Following five months in Central America, we’d grown quite accustomed to the vibrant colours and beautiful street art in the region. As a result, we had a general idea of what to expect upon arriving in Colombia. A couple of friends had visited only a few short weeks prior to our entry into the country, and passed on a few tips on where to check out some of the best art.
All of that said, we couldn’t have been more unprepared for the level of artwork we would encounter.
We’ve been fans of quality graffiti for many years, but our exposure has been limited to the odd wall on a handful of cities. It wasn’t until our early visits to London a few years back that we saw any significant amount in a concentrated area.
Colombia, specifically Medellin and Bogota, are on a completely new level to anything we’ve seen in the past. The scene in Bogota is so prolific, there are entire tours dedicated to the graffiti scene.
But if you’re not in Colombia or just haven’t yet been exposed to the scene, here is a sampling of some of our favourite street art from around the colourful country.
Let Us Begin our Graffiti Tour of Colombia in Photos
Intricate Colours – La Candelaria, Bogota
This is one of the first pieces we encountered while taking the Bogota Graffiti Tour. I love this one out of the sheer intricacy in the design. There is just so much going on. From the centrepiece inspired by the natives and traditional culture in the region, to cryptic runes and modern hieroglyphs, it’s a wall I could stare at for hours.
Jellyfish – Santa Marta
Sometimes they’re relatively simple, like this jellyfish we found while exploring Santa Marta. I love this one because even though it appears quite basic on first glance, the layering of colours and shading creates a lot of depth.

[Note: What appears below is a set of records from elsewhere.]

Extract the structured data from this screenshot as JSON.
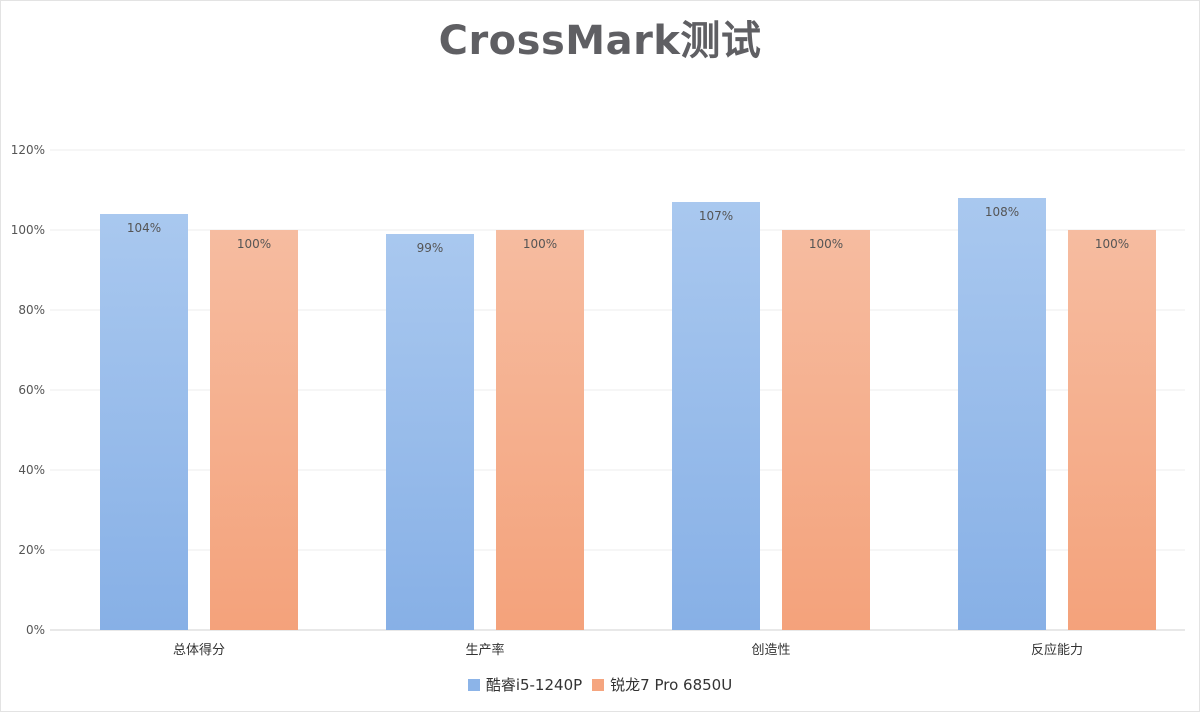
{
  "chart_data": {
    "type": "bar",
    "title": "CrossMark测试",
    "categories": [
      "总体得分",
      "生产率",
      "创造性",
      "反应能力"
    ],
    "series": [
      {
        "name": "酷睿i5-1240P",
        "values": [
          104,
          99,
          107,
          108
        ],
        "labels": [
          "104%",
          "99%",
          "107%",
          "108%"
        ],
        "color": "#8cb4e8"
      },
      {
        "name": "锐龙7 Pro 6850U",
        "values": [
          100,
          100,
          100,
          100
        ],
        "labels": [
          "100%",
          "100%",
          "100%",
          "100%"
        ],
        "color": "#f5a57f"
      }
    ],
    "ylim": [
      0,
      120
    ],
    "yticks": [
      0,
      20,
      40,
      60,
      80,
      100,
      120
    ],
    "ytick_labels": [
      "0%",
      "20%",
      "40%",
      "60%",
      "80%",
      "100%",
      "120%"
    ],
    "grid": true,
    "legend_position": "bottom"
  }
}
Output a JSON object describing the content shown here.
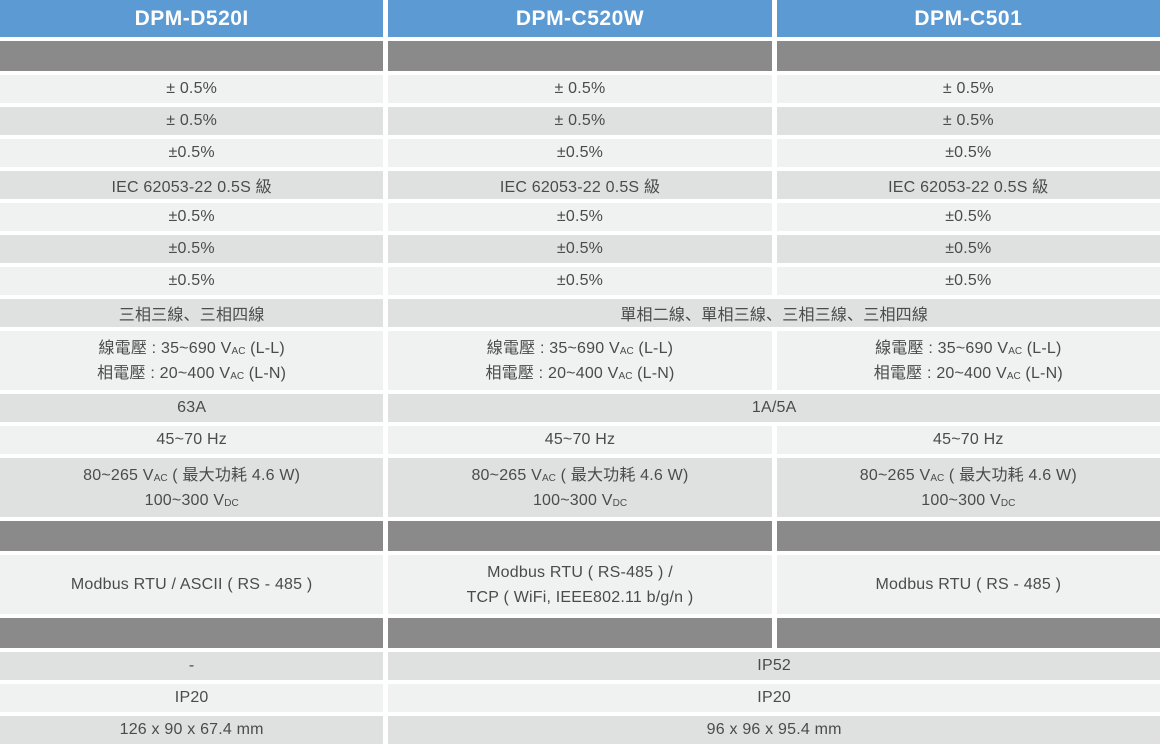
{
  "colors": {
    "header_bg": "#5b9ad2",
    "separator_bg": "#8a8a8a",
    "row_light": "#f0f1f1",
    "row_shade": "#dfe1e1",
    "text": "#4b4b4b",
    "header_text": "#ffffff",
    "page_bg": "#ffffff"
  },
  "header": {
    "columns": [
      "DPM-D520I",
      "DPM-C520W",
      "DPM-C501"
    ]
  },
  "specs": {
    "accuracy": [
      "± 0.5%",
      "± 0.5%",
      "±0.5%",
      "±0.5%",
      "±0.5%",
      "±0.5%"
    ],
    "energy_class": "IEC 62053-22 0.5S 級",
    "wiring": {
      "d520i": "三相三線、三相四線",
      "c520w_c501": "單相二線、單相三線、三相三線、三相四線"
    },
    "voltage_input": {
      "line1_pre": "線電壓 : 35~690 V",
      "line1_sub": "AC",
      "line1_post": " (L-L)",
      "line2_pre": "相電壓 : 20~400 V",
      "line2_sub": "AC",
      "line2_post": " (L-N)"
    },
    "current_input": {
      "d520i": "63A",
      "c520w_c501": "1A/5A"
    },
    "frequency": "45~70 Hz",
    "power_supply": {
      "line1_pre": "80~265 V",
      "line1_sub": "AC",
      "line1_post": " ( 最大功耗 4.6 W)",
      "line2_pre": "100~300 V",
      "line2_sub": "DC"
    },
    "communication": {
      "d520i": "Modbus RTU / ASCII ( RS - 485 )",
      "c520w_line1": "Modbus RTU ( RS-485 ) /",
      "c520w_line2": "TCP ( WiFi, IEEE802.11 b/g/n )",
      "c501": "Modbus RTU ( RS - 485 )"
    },
    "front_protection": {
      "d520i": "-",
      "c520w_c501": "IP52"
    },
    "body_protection": {
      "d520i": "IP20",
      "c520w_c501": "IP20"
    },
    "dimensions": {
      "d520i": "126 x 90 x 67.4 mm",
      "c520w_c501": "96 x 96 x 95.4 mm"
    }
  }
}
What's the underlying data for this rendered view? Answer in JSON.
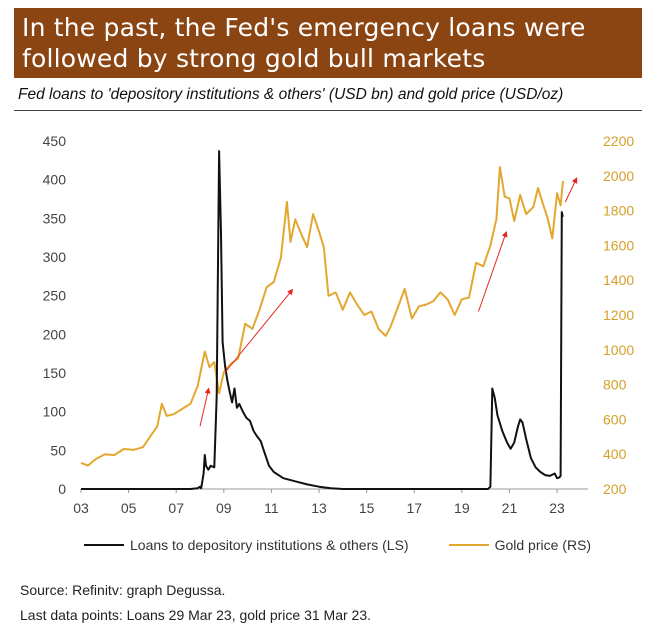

Much Needed Colour – Medellin
A significant portion of the construction in larger cities like Medellin and Bogota are these standard bricks. Aside from the newer skyscrapers that have appeared in recent years, much of the skyline is this orange-red hue. This piece stands out so vividly against the rather bland background and is a much welcomed sight.
Two Boys – San Javier, Medellin
One of the older pieces in Medellin’s notorious Comuna 13, this is one of many works that represent hope for the youth of the troubled neighbourhood. Thankfully, many of the kids in this area are beginning to turn to music and art, rather than gangs and violence.
The Cat Wall – La Candelaria, Bogota
Though it might just be a random collection of famous and unrecognizable cats, done by different artists, there’s one small point that sets this apart. It’s a little difficult to see from this photo, as it was taken from the right location, but note the pole covering the right side of the black cat’s face. Standing in any other spot, the face will be distorted, but from this location, the painted post matches the background almost seamlessly.
Van Bogh – La Candelaria, Bogota
Just like in Medellin, much of the older areas of town feature bland and emotionless colours in their design. This only works to the benefit of artists. With such dull backgrounds, works like this Van Gogh-esque painting explode with life.
Explosion of Colour – San Javier, Medellin
While it’s difficult to narrow down a favourite individual piece, this entire wall is possibly my favourite collection in the country – definitely in Medellin. This retaining wall runs along the pedestrian street that cuts through Comuna 13 for roughly a kilometre. You’d be hard-pressed to find a colourless spot along the entire stretch.
Green Monkey – Getsemani, Cartagena
Although this isn’t as unique or interesting as some of the others, I’m still a fan. While Santa Marta had a few nice pieces around town, it wasn’t until arriving in Cartagena that I saw colours that really popped. This was the first one that grabbed my attention.
Abuela – Getsemani, Cartagena
I really enjoy these smaller pieces found all around the Old City in Cartagena. Not to be confused with the ‘Walled City’ a few blocks away, the Getsemani’s walls are far from manicured. Often in a crumbled state of disrepair, there are limited spaces for a smooth canvas. Thankfully, that doesn’t stop local artists from taking advantage of what space they have.
Peace and Hope – San Javier, Medellin
A recurring theme in San Javier, also known as Comuna 13, of peace and hope. A celebration of the relative peace the barrio has seen in recent years, for the first time in decades; and hope for a better future for the next generation. This mural here is the first to greet you upon arrival in the neighbourhood.
Stairs in the Park – La Candelaria, Bogota
This is my favourite display in all of Bogota, possibly the best I’ve ever seen. Nearly every square inch of paintable canvas is covered with brilliant, colourful artwork. This is the perfect example of how a simple photo cannot do justice. This entire park, to the right and left of this image, including the benches and a half-pipe, are equally as impressive as the stairs.